No cadastro, constam fotografia, nome, idade, filiação, apelido, local de trabalho, endereço

Trinta e cinco por cento dos 67 flanelinhas cadastrados pela equipe do 4o Distrito Policial, no bairro Pio XII, tem antecedentes criminais. ´São pessoas que respondem ou responderam a processos principalmente por furto, assalto, lesão corporal e envolvimento com drogas´, destacou o delegado José Munguba Neto, titular daquela delegacia.

No cadastro, constam fotografia, nome, idade, filiação, apelido, local de trabalho, endereço, telefone e antecedentes criminais de cada uma das pessoas identificadas. ´Foi feito um levantamento completo da vida de cada um, para facilitar sua localização no caso de qualquer suspeita ou reconhecimento por parte de vítimas de roubos´, explicou.

O processo de cadastramento foi divulgado, com exclusividade, pelo Diário do Nordeste, na edição do dia 1º de abril.
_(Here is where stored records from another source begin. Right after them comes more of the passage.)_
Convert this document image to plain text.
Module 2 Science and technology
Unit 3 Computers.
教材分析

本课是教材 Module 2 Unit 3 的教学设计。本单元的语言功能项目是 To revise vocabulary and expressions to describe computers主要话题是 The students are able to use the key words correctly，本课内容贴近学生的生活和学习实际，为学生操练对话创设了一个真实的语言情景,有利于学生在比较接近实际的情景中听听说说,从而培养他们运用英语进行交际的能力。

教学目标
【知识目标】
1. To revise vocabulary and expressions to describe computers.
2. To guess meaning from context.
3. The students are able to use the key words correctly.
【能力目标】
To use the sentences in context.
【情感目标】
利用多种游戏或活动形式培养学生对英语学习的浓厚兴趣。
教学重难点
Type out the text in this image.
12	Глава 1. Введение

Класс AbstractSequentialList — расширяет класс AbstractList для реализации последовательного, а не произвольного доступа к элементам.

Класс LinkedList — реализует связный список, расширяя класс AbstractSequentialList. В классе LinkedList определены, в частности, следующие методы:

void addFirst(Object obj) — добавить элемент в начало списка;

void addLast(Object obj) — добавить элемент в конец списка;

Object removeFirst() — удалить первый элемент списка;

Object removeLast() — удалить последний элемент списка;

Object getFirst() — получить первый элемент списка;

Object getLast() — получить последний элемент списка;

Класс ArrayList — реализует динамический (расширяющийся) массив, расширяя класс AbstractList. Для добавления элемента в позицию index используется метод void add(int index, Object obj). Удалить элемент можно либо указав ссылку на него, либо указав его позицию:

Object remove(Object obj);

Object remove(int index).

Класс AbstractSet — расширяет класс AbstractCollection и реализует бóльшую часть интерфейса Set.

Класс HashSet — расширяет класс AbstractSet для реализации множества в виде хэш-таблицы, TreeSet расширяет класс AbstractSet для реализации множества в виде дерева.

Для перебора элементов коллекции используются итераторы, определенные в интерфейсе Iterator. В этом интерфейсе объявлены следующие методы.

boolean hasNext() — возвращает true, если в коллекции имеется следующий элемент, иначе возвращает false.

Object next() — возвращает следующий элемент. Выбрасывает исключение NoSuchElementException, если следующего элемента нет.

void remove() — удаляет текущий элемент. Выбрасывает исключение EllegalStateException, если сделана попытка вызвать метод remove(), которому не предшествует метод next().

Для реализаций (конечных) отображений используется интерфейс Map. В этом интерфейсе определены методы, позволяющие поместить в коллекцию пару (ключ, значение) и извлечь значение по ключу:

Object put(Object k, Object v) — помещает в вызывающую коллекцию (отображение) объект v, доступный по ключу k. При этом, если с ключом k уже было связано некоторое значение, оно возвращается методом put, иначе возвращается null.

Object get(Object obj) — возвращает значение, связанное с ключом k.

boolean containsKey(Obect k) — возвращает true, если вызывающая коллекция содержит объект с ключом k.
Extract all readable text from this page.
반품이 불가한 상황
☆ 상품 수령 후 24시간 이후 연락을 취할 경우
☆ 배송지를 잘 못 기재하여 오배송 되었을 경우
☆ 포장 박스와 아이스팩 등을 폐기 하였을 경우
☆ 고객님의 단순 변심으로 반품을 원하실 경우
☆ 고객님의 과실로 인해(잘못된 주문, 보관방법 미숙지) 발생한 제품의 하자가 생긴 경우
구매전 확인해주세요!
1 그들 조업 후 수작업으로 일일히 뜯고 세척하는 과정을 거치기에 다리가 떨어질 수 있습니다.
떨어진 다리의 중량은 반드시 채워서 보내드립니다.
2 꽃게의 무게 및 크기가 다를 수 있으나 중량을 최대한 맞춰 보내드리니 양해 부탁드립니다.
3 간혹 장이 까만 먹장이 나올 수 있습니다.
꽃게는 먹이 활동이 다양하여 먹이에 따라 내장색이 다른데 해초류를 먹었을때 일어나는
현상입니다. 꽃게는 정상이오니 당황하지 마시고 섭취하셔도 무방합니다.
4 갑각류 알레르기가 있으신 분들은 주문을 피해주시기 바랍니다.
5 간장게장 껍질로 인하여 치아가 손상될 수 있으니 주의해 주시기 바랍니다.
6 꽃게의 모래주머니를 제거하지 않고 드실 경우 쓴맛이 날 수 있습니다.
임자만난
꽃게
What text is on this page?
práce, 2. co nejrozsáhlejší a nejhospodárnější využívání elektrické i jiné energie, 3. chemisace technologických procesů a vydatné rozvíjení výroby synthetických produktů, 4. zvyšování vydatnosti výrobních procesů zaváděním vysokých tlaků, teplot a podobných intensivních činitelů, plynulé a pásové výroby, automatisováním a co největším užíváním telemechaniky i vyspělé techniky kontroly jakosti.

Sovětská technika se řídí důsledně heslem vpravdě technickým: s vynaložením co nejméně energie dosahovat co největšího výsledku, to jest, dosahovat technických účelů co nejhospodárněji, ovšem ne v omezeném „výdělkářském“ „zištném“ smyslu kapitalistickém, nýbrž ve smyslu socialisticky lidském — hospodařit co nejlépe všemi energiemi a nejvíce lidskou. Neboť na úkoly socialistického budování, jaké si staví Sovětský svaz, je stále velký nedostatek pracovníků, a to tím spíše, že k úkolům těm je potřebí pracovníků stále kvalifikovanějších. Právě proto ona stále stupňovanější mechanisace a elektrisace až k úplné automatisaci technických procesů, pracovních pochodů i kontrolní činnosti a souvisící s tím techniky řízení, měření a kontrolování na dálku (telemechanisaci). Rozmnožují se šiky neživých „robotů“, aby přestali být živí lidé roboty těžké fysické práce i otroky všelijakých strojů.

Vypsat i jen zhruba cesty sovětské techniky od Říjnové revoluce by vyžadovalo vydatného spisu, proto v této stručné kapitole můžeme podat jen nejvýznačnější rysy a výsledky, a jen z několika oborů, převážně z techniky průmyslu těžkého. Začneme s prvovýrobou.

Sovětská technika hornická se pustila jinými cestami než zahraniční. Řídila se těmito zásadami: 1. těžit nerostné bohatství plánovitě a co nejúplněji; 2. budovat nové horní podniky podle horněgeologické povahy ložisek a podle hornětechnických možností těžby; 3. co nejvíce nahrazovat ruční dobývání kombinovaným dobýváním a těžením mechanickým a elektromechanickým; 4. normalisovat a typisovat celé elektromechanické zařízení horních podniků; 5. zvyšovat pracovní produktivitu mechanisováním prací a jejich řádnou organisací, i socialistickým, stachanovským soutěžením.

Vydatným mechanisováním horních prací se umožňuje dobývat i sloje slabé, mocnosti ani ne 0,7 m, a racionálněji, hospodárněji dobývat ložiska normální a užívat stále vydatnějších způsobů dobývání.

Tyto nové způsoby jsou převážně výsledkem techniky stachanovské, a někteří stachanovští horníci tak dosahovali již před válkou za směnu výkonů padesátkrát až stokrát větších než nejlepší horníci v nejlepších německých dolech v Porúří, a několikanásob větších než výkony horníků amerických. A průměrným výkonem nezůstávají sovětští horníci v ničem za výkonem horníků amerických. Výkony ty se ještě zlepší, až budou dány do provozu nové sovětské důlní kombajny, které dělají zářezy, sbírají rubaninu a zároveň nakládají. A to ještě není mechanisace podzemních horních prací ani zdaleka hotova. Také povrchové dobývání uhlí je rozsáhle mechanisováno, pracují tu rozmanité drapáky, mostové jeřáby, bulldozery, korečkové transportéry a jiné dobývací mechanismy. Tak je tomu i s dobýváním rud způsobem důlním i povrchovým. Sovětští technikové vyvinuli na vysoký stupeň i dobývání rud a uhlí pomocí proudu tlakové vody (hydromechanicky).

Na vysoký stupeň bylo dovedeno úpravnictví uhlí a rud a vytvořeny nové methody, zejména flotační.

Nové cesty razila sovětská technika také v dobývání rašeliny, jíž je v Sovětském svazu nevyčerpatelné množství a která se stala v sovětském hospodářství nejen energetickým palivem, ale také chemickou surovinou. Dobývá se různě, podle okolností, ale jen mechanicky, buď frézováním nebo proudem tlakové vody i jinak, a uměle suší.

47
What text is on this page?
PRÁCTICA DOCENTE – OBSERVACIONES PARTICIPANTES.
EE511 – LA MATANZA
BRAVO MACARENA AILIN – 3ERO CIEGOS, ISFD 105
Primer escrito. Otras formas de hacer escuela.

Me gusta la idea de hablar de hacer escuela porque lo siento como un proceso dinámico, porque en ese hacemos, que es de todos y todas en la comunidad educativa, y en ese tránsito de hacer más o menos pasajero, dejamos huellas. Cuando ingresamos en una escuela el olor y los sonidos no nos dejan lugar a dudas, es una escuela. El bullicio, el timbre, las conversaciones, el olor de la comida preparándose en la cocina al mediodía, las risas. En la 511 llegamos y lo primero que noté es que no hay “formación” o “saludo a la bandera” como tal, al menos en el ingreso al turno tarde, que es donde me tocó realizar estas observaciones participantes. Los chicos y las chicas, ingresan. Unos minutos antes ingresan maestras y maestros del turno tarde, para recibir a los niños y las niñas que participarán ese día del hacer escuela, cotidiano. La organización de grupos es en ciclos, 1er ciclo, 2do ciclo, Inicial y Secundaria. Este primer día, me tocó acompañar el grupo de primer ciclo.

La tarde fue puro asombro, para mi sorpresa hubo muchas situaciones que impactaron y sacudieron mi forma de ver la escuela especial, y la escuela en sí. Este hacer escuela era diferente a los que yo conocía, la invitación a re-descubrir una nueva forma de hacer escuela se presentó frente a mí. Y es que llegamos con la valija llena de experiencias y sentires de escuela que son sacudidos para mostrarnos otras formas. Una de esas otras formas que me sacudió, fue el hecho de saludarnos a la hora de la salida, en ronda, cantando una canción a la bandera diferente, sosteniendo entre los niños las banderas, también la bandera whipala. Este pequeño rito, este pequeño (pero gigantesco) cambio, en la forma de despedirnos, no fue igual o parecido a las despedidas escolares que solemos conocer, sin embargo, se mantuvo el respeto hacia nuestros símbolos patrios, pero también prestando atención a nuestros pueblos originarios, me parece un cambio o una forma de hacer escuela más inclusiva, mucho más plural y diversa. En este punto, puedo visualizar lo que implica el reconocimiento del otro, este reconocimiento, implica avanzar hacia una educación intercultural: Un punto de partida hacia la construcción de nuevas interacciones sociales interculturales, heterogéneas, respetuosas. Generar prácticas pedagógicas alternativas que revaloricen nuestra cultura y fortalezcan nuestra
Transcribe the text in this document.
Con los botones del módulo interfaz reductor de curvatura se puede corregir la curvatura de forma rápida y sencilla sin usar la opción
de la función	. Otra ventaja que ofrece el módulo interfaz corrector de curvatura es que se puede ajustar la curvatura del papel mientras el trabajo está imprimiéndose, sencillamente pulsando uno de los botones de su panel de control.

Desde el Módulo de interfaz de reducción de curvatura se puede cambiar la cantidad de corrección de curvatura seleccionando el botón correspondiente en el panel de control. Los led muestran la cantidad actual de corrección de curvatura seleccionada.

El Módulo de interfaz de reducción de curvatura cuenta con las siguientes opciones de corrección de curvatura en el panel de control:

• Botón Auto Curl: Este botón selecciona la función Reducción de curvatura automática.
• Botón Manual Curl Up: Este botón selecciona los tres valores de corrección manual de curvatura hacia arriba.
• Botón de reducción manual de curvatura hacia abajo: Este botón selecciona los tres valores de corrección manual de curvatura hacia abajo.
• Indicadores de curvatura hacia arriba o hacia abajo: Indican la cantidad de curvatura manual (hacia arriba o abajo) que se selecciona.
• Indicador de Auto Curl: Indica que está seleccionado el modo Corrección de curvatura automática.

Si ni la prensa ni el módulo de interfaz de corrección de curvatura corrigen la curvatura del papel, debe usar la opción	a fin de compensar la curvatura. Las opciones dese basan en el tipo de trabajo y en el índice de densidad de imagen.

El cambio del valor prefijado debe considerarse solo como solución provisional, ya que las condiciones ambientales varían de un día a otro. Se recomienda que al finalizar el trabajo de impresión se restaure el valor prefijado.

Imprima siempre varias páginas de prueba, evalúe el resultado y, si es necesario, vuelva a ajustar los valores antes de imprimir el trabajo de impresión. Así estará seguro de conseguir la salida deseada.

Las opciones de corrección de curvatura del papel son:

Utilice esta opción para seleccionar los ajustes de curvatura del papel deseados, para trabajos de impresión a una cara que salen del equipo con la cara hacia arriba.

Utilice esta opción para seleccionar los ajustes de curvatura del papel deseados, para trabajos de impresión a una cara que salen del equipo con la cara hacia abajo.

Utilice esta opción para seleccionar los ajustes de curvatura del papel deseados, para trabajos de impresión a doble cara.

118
A medida foi adotada pela Polícia depois da observação de registros quase diários de assaltos, principalmente contra mulheres, em cruzamentos de ruas e avenidas dos bairros Joaquim Távora, Dionísio Torres, Fátima e Pio XII.

Ontem pela manhã, com o álbum em mãos, o delegado Munguba mostrou o cadastro dos 67 flanelinhas identificados pela equipe da distrital como homens - e uma mulher - que trabalham em cruzamentos considerados críticos dos bairros mais citados nas denúncias. ´Esta foi a primeira parte do nosso trabalho. Identificamos e cadastramos os flanelinhas dos cruzamentos.

Outros

Agora, em um segundo momento desta operação, faremos a mesma coisa com os flanelinhas que trabalham em portas de clínicas, hospitais, farmácias, bares, restaurantes, supermercados, praças e shoppings da nossa área´, adiantou. Segundo Munguba, depois de concluído o primeiro cadastramento, nenhuma queixa de assalto - ou abordagem violenta - em cruzamentos daquela área foi registrada.